Zusammenarbeit Schule-Wirtschaft

Die deutsche Wirtschaft hat sich als Teil der Gesellschaft und Kultur zu ihrem Bildungsauftrag in einer sozial-verantwortlichen Gemeinschaft bekannt. Sie hat ihre Verantwortung bekräftigt, im Miteinander von Arbeitgebern und Arbeitnehmern, Eltern und Staat für die berufliche Bildung Sorge zu tragen und die dafür notwendigen Grundbedingungen und Voraussetzungen mitzugestalten. Der Kontakt der Schüler zur Arbeitswelt ist vor allem für die Persönlichkeitsbildung und die Entwicklung ihres sozialen Verhaltens wichtig. Deshalb sind die Unternehmen im eigenen Interesse gefordert, die Lehrer in diesem Prozess zu unterstützen und den vielfach begonnenen Dialog zwischen Schule und Wirtschaft weiter zu forcieren. Die Kammer hat in diesem Prozess eine Mittlerrolle übernommen.

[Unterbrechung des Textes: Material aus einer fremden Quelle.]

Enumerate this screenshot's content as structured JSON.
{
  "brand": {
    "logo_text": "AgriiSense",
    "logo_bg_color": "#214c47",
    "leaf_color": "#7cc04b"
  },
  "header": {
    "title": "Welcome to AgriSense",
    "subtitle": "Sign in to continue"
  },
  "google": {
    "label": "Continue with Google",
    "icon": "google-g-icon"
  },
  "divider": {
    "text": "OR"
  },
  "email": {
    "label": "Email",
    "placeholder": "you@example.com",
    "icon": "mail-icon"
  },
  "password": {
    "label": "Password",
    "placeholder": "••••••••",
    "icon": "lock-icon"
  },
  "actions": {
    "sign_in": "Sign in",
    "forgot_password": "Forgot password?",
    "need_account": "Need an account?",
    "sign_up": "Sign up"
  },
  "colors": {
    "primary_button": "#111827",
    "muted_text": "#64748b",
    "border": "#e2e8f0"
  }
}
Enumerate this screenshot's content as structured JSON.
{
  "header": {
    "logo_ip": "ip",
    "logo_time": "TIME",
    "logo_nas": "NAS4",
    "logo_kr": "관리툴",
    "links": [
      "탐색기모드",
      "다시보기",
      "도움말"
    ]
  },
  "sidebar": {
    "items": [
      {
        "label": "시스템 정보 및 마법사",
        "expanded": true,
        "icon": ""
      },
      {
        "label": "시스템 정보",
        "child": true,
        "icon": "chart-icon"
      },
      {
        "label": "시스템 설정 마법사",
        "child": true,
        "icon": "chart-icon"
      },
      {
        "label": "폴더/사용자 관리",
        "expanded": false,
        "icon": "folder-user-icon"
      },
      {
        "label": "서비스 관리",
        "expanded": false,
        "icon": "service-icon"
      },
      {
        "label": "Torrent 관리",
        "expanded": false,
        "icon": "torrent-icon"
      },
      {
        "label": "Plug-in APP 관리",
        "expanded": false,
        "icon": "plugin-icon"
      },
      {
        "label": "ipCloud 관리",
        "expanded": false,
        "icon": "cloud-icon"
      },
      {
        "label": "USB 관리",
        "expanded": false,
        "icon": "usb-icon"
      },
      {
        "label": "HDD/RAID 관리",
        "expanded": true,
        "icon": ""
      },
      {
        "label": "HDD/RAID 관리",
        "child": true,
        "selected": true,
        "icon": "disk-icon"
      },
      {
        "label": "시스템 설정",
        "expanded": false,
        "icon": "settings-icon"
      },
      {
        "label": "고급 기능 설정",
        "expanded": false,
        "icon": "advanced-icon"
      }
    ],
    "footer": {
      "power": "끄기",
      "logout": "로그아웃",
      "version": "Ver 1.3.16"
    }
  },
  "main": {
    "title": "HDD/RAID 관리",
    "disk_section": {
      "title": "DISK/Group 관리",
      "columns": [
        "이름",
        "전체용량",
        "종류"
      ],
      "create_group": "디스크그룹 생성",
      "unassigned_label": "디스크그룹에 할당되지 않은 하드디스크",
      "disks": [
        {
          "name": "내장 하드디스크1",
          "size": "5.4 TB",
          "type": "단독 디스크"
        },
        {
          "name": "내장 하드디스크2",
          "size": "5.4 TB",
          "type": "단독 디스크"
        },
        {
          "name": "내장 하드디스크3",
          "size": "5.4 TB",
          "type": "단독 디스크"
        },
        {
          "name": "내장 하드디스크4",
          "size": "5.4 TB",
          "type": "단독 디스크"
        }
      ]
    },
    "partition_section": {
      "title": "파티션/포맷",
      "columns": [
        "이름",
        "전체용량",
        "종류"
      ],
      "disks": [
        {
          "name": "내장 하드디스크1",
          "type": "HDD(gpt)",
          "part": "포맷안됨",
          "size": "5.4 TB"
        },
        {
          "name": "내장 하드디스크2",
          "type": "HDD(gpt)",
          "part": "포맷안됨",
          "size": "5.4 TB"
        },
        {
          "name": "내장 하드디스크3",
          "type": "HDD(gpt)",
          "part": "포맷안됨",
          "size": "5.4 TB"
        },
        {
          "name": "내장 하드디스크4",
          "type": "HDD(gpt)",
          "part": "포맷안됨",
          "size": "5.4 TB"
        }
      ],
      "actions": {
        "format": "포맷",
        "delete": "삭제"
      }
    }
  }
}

Die Zusammenarbeit Schule - Wirtschaft wird koordiniert durch regionale Arbeitskreise. In diesen Arbeitskreisen arbeiten Vertreter der Unternehmen und Schulen zusammen. Im Mittelpunkt stehen dabei Maßnahmen der Berufsorientierung der Schulabgänger und deren Information über wirtschaftliche Zusammenhänge sowie aktuelle technische und soziale Entwicklungen in der Arbeitswelt.